The Government’s plan B is to include Ecuador in the tariff favors provided by the United States to the Caribbean nations to increase access to its exportable supply to that nation.
In March 2023, Senators Bob Menendez and Jim Rish of the United States submitted a measure that would have allowed this option.
The purpose of the legal action is to allow Ecuador to take advantage of the Caribbean Economic Recovery Law, which has been in effect since 1983.
To lay out a plan that will provide access to this statute, representatives of the Government and the corporate sector will go to Washington in June, according to Julio José Prado, Minister of Foreign Trade, Investment, and Fisheries.
According to Prado, this method might provide 0% tariff access to 50% to 70% of Ecuador’s exportable supply to the United States.
the recipients
According to Prado, tropical fruits, broccoli, bananas, shrimp, and banana goods would all benefit. in addition to textiles and tuna.
According to Xavier Rosero, vice president of the Ecuadorian Federation of Exporters (Fedexpor), Ecuador loses USD 200 million in export growth every year and continues to pay tariffs to access its products into the United States.

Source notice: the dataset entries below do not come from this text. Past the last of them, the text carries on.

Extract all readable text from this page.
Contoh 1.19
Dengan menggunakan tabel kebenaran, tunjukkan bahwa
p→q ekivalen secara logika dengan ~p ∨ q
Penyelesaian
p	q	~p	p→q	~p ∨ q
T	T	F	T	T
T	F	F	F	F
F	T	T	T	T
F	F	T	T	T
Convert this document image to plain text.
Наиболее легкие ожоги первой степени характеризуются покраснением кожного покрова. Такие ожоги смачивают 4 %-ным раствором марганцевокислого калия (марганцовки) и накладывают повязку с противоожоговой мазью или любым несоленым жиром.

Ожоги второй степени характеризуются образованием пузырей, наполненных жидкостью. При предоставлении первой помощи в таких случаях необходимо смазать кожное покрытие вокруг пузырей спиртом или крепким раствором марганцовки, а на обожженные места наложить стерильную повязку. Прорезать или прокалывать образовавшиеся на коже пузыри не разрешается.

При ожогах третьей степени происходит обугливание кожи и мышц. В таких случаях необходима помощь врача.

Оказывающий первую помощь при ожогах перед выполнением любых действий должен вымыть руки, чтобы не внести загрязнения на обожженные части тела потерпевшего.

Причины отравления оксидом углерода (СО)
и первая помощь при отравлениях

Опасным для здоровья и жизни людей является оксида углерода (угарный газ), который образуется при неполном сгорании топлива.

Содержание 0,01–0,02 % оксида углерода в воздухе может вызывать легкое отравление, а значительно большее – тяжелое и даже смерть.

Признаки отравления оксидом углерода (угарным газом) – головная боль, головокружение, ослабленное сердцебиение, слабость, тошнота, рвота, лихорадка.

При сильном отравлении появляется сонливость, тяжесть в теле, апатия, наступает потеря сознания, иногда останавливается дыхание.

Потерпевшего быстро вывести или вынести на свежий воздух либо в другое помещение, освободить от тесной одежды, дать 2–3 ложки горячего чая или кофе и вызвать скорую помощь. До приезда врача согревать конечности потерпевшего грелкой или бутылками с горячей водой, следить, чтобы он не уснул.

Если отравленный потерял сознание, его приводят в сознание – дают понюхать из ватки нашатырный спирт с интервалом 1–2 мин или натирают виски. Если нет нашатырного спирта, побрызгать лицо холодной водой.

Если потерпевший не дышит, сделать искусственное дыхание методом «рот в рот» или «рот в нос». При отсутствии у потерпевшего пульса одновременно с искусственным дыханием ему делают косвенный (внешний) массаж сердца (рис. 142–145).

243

What are the tariff amounts?
Because they are among the imports with preferential treatment from any nation, shrimp, and bananas, the principal non-oil export products, are exempt from tariffs in the United States.
The Generalized System of Preferences (SGP), which also provides tariff reductions, protects others, on the other hand. But since 2020, this system has been shut down.
Flowers, mangos, and wires are a few of the products included in this scheme. Fresh vegetables, canned fruits, timber products, and manufactured goods are also included. These products have tariffs ranging from 1% to 17.9%.
The highest fee payers
Broccoli, with 15% import taxes, and canned tuna, with 12% to 35% import taxes, are the products that incur the highest import taxes upon entering the United States and are not covered by any preference scheme.
What rules must Ecuador follow?
Iván Ortiz, the director of the Business Center of the Ecuadorian American Chamber of Commerce (AmCham), lists the requirements that the recipient nations must meet under the Caribbean Basin Economic Recovery Law as follows:
Not living in a country where communism is practiced.
Observe the rights to intellectual property.
Don’t nationalize or take over US businesses.
Respect international laws and rules.
Contrary to the Andean Tariff Preferences and Drug Eradication Law (Atpdea), this regulation does not call for the recipient nation’s assistance in the war on drugs.
Advantage for SMEs
According to Ortiz, if the US Senate approves this bill, it will provide enterprises that export to that nation more oxygen and allow them to increase their exports.
More than 90% of businesses that export to the US are small and medium-sized businesses. According to Ortiz, these businesses are the biggest employers, so any increase in their revenues will affect employment.
According to Ortiz, pushing the trade agenda with the United States is crucial to creating more jobs, preventing illegal immigration to the country, and avoiding the recruitment of children into gangs.